Man, do I love this project.
In December 2012, Beck is set to release an “album” of sheet music. From the project page at publisher McSweeney’s:
In the wake of Modern Guilt and The Information, Beck’s latest album comes in an almost-forgotten form—twenty songs existing only as individual pieces of sheet music, never before released or recorded. Complete with full-color, heyday-of-home-play-inspired art for each song and a lavishly produced hardcover carrying case (and, when necessary, ukelele notation), Song Reader is an experiment in what an album can be at the end of 2012—an alternative that enlists the listener in the tone of every track, and that’s as visually absorbing as a dozen gatefold LPs put together. The songs here are as unfailingly exciting as you’d expect from their author, but if you want to hear “Do We? We Do,” or “Don’t Act Like Your Heart Isn’t Hard,” bringing them to life depends on you.
This project is pushing every one of my music-nerd buttons. Of course it’s a gimmick, of course it’s a little precious. But we are going through a revolutionary time in music history, and this project is folding that history back on itself to bring back another time where the economic math of music was being recalculated.
Commercial music publishing is not a very important facet of the music business today. You can walk into any music store and see sheet music singles for Top 40 hits, but it’s also true that it’s easier to make a piano/vocal reduction of The Carpenter’s “We’ve Only Just Begun” than Ke$ha’s “TiK ToK.*” It’s hard to imagine from today’s perspective how disruptive a technology popular song sheet music was.
*Sheetmusicplus.com did have one hit for Ke$ha, surprisingly.
Notation (which is a kind of recording) introduced two important concept to music: the idea of a definitive version of a musical piece, and the idea of authorship of a musical piece. That first idea is inherent to the project of notation; just like speech, somebody might say things many different ways, or vary the way that they say it, but when you write something down, you’re only writing one thing down. The concept of authorship evolved over time. At first, as in Gregorian chant, a piece of music might be tied to the church or court that used it, the composer being anonymous. But as the composer evolved to become a separate artistic entity, there became only one Beethoven’s Fifth, and it was in one form and it was written by Beethoven.
But even through the invention of notation, even through the elevation of the composer, there was still no fixed concept of ownership of melody. Classical music constantly borrowed, stole, or arranged popular music or folk tunes; words were added to catchy classical melodies; people wrote new lyrics to popular tunes, dances and melodies disseminated and combined with each other. But when the commercial printing press combined with printed music, and the legions of newly middle-class women (usually) for whom a piano in the home and piano training were the markers of gentle society, you have a situation where independent songwriters can make a living by filling the void of new music. Remember, no record players. If you wanted music in the house, you made it yourself. And just as today, everybody wants new.
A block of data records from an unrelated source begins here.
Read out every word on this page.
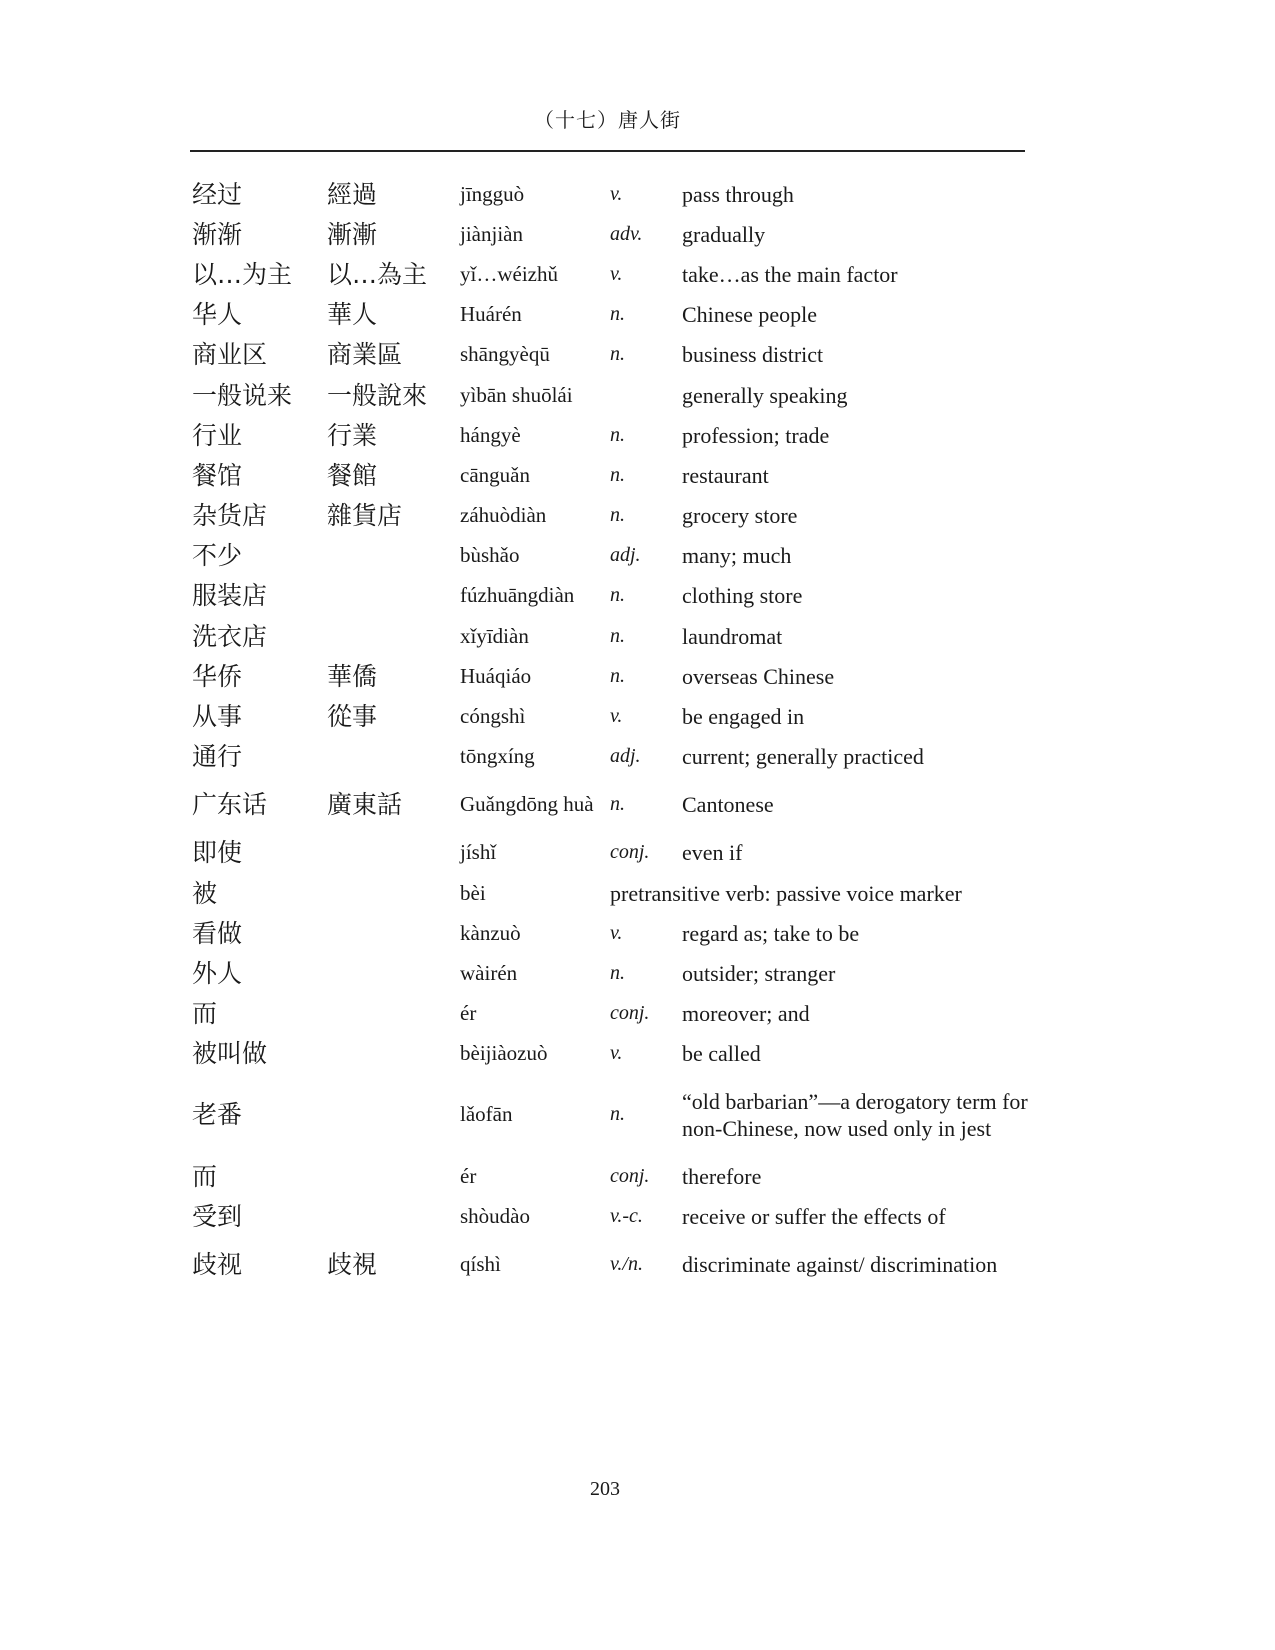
（十七）唐人街
经过	經過	jīngguò	v.	pass through
渐渐	漸漸	jiànjiàn	adv.	gradually
以…为主	以…為主	yǐ…wéizhǔ	v.	take…as the main factor
华人	華人	Huárén	n.	Chinese people
商业区	商業區	shāngyèqū	n.	business district
一般说来	一般說來	yìbān shuōlái		generally speaking
行业	行業	hángyè	n.	profession; trade
餐馆	餐館	cānguǎn	n.	restaurant
杂货店	雜貨店	záhuòdiàn	n.	grocery store
不少		bùshǎo	adj.	many; much
服装店		fúzhuāngdiàn	n.	clothing store
洗衣店		xǐyīdiàn	n.	laundromat
华侨	華僑	Huáqiáo	n.	overseas Chinese
从事	從事	cóngshì	v.	be engaged in
通行		tōngxíng	adj.	current; generally practiced
广东话	廣東話	Guǎngdōng huà	n.	Cantonese
即使		jíshǐ	conj.	even if
被		bèi	pretransitive verb: passive voice marker	
看做		kànzuò	v.	regard as; take to be
外人		wàirén	n.	outsider; stranger
而		ér	conj.	moreover; and
被叫做		bèijiàozuò	v.	be called
老番		lǎofān	n.	“old barbarian”—a derogatory term for non-Chinese, now used only in jest
而		ér	conj.	therefore
受到		shòudào	v.-c.	receive or suffer the effects of
歧视	歧視	qíshì	v./n.	discriminate against/ discrimination
203
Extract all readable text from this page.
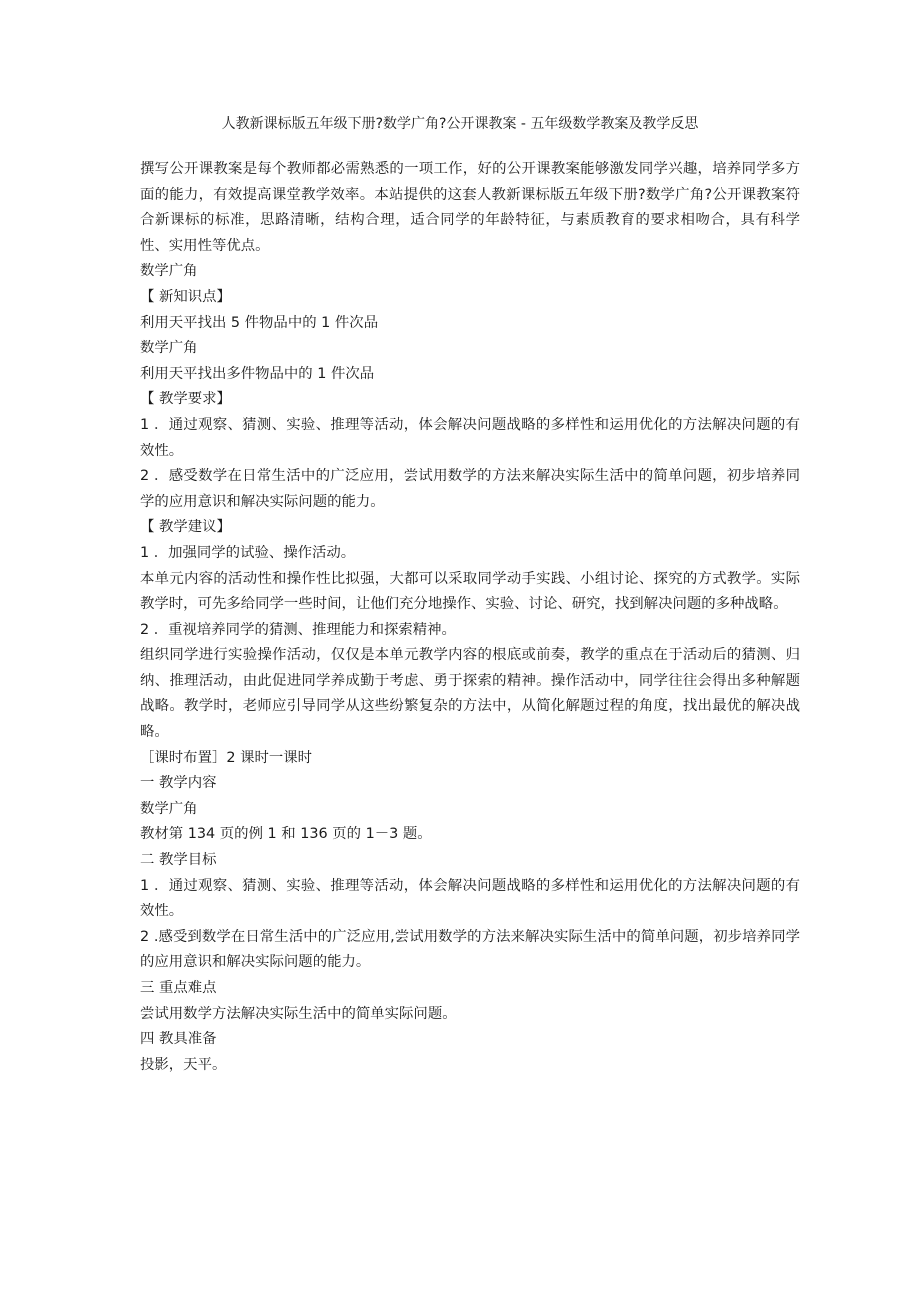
人教新课标版五年级下册?数学广角?公开课教案 - 五年级数学教案及教学反思

撰写公开课教案是每个教师都必需熟悉的一项工作，好的公开课教案能够激发同学兴趣，培养同学多方面的能力，有效提高课堂教学效率。本站提供的这套人教新课标版五年级下册?数学广角?公开课教案符合新课标的标准，思路清晰，结构合理，适合同学的年龄特征，与素质教育的要求相吻合，具有科学性、实用性等优点。

数学广角

【 新知识点】

利用天平找出 5 件物品中的 1 件次品

数学广角

利用天平找出多件物品中的 1 件次品

【 教学要求】

1 ．通过观察、猜测、实验、推理等活动，体会解决问题战略的多样性和运用优化的方法解决问题的有效性。

2 ．感受数学在日常生活中的广泛应用，尝试用数学的方法来解决实际生活中的简单问题，初步培养同学的应用意识和解决实际问题的能力。

【 教学建议】

1 ．加强同学的试验、操作活动。

本单元内容的活动性和操作性比拟强，大都可以采取同学动手实践、小组讨论、探究的方式教学。实际教学时，可先多给同学一些时间，让他们充分地操作、实验、讨论、研究，找到解决问题的多种战略。

2 ．重视培养同学的猜测、推理能力和探索精神。

组织同学进行实验操作活动，仅仅是本单元教学内容的根底或前奏，教学的重点在于活动后的猜测、归纳、推理活动，由此促进同学养成勤于考虑、勇于探索的精神。操作活动中，同学往往会得出多种解题战略。教学时，老师应引导同学从这些纷繁复杂的方法中，从简化解题过程的角度，找出最优的解决战略。

［课时布置］2 课时一课时

一 教学内容

数学广角

教材第 134 页的例 1 和 136 页的 1－3 题。

二 教学目标

1 ．通过观察、猜测、实验、推理等活动，体会解决问题战略的多样性和运用优化的方法解决问题的有效性。

2 .感受到数学在日常生活中的广泛应用,尝试用数学的方法来解决实际生活中的简单问题，初步培养同学的应用意识和解决实际问题的能力。

三 重点难点

尝试用数学方法解决实际生活中的简单实际问题。

四 教具准备

投影，天平。
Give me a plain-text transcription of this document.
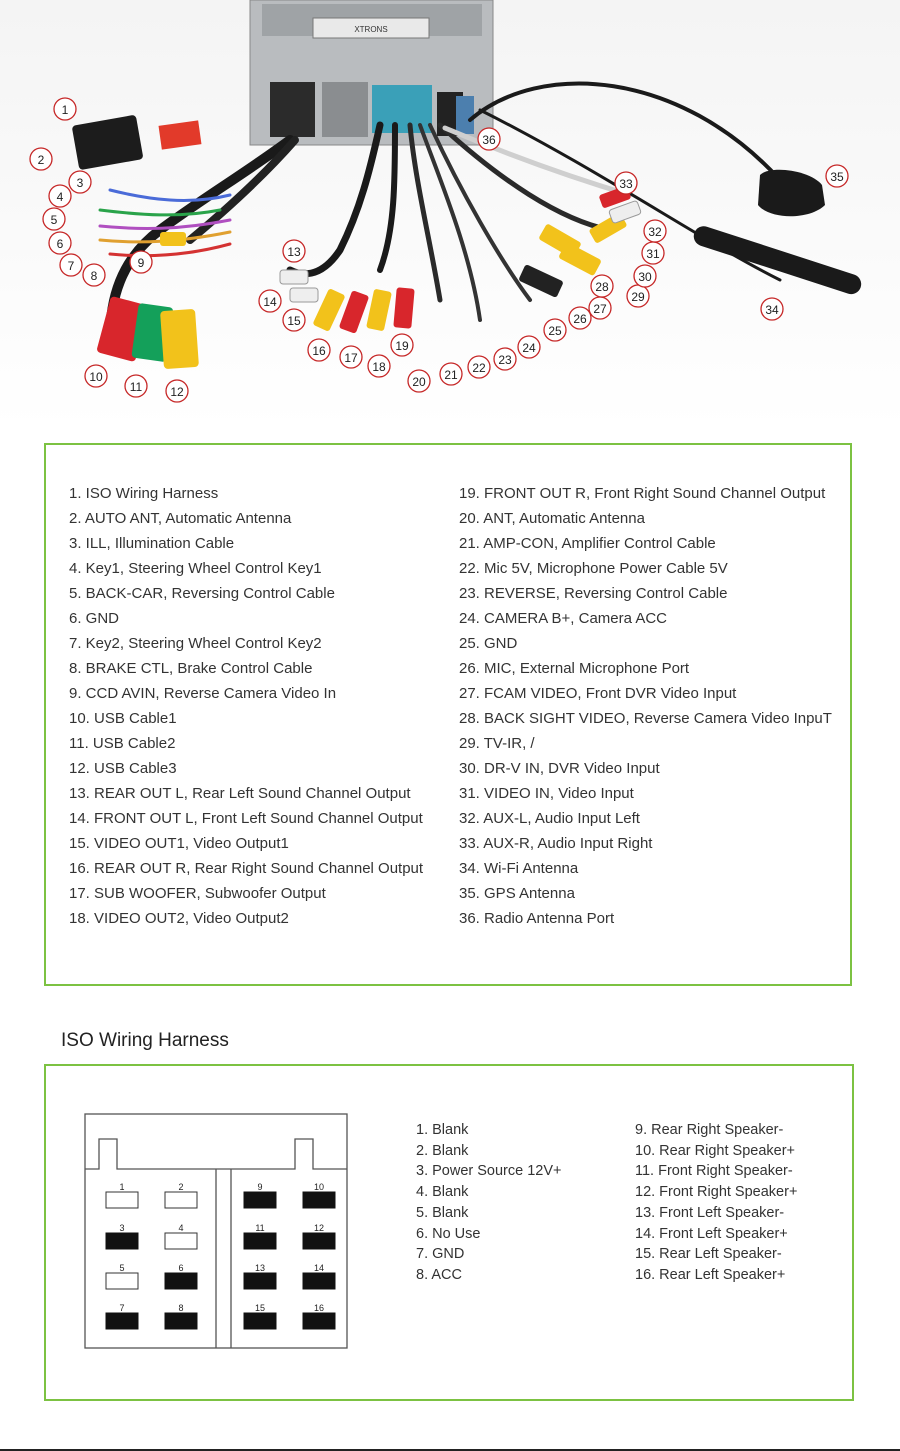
XTRONS
1
2
3
4
5
6
7
8
9
10
11 12
13
14
15
16 17
18
19
20 21 22
23
24
25
26
27
28
29
30
31
32
33
34
35
36
1. ISO Wiring Harness
2. AUTO ANT, Automatic Antenna
3. ILL, Illumination Cable
4. Key1, Steering Wheel Control Key1
5. BACK-CAR, Reversing Control Cable
6. GND
7. Key2, Steering Wheel Control Key2
8. BRAKE CTL, Brake Control Cable
9. CCD AVIN, Reverse Camera Video In
10. USB Cable1
11. USB Cable2
12. USB Cable3
13. REAR OUT L, Rear Left Sound Channel Output
14. FRONT OUT L, Front Left Sound Channel Output
15. VIDEO OUT1, Video Output1
16. REAR OUT R, Rear Right Sound Channel Output
17. SUB WOOFER, Subwoofer Output
18. VIDEO OUT2, Video Output2
19. FRONT OUT R, Front Right Sound Channel Output
20. ANT, Automatic Antenna
21. AMP-CON, Amplifier Control Cable
22. Mic 5V, Microphone Power Cable 5V
23. REVERSE, Reversing Control Cable
24. CAMERA B+, Camera ACC
25. GND
26. MIC, External Microphone Port
27. FCAM VIDEO, Front DVR Video Input
28. BACK SIGHT VIDEO, Reverse Camera Video InpuT
29. TV-IR, /
30. DR-V IN, DVR Video Input
31. VIDEO IN, Video Input
32. AUX-L, Audio Input Left
33. AUX-R, Audio Input Right
34. Wi-Fi Antenna
35. GPS Antenna
36. Radio Antenna Port
ISO Wiring Harness
1	2
3	4
5	6
7	8
9	10
11	12
13	14
15	16
1. Blank
2. Blank
3. Power Source 12V+
4. Blank
5. Blank
6. No Use
7. GND
8. ACC
9. Rear Right Speaker-
10. Rear Right Speaker+
11. Front Right Speaker-
12. Front Right Speaker+
13. Front Left Speaker-
14. Front Left Speaker+
15. Rear Left Speaker-
16. Rear Left Speaker+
It’s impossible to overstate how influential these songs and songwriters were. Many of their compositions survive today, mistaken for folk songs: “Oh, Susanna” “Camptown Races” “Beautiful Dreamer” (Stephen Foster); “My Grandfather’s Clock” (Henry Clay Work); “The Daring Young Man on the Flying Trapeze” (Gaston Lyle); all of these were songs written and distributed as sheet music before the avent of recordings. Early recordings, in fact, were promotional material to sell sheet music! And even as revenue from the sale of recordings overtook that of sheet music, the dynamics of that era survive today through the power of the professional association for songwriters (ASCAP) and the large royalty payment that goes to the songwriter with every recording sold or licensed, often larger than that to the performer, largely because the songwriter holds copyright.
So let’s bring it back to Beck, and his song collection, and what it says about today.
First, I see it as a reminder that the economics of the music business are not set in stone, not given by God. The idea that I hand someone money for a physical object that contains a recording of a particular song by a particular artist is fairly new. Before that, I would pay money for a piece of sheet music that represented a particular song, but I was the performer. And before that I paid musicians, but there was no such thing as the definitive version of a song or a melody. Once, recordings were promotions for sheet music. Now, recordings may just be promotions for live shows. Of course this is going to change the quantity and the quality of the music we produce, but we’ll figure out how to make it work. Until something else comes along.
Second, I think this project is interesting in light of the conversations we’re having about remix culture and “audience” participation in works of culture. Think about it as a three-way tug-of-war between songwriter (or composer), performer, and audience. For all the talk of sampling, remixes, mash ups, YouTube covers, etc., we have to remember that the recording era had less audience participation than the sheet music era that preceded it. Beck is bringing music back to an era in which the act of consuming music was also an act of creation. It’s a nice reminder that, in an era where musicians are experimenting with interactive apps, or releasing workfiles to facilitate remixing, or even creating new music through fan videos, that the thing that hath been, it is that which shall be; and that which is done is that which shall be done: and there is no new thing under the sun.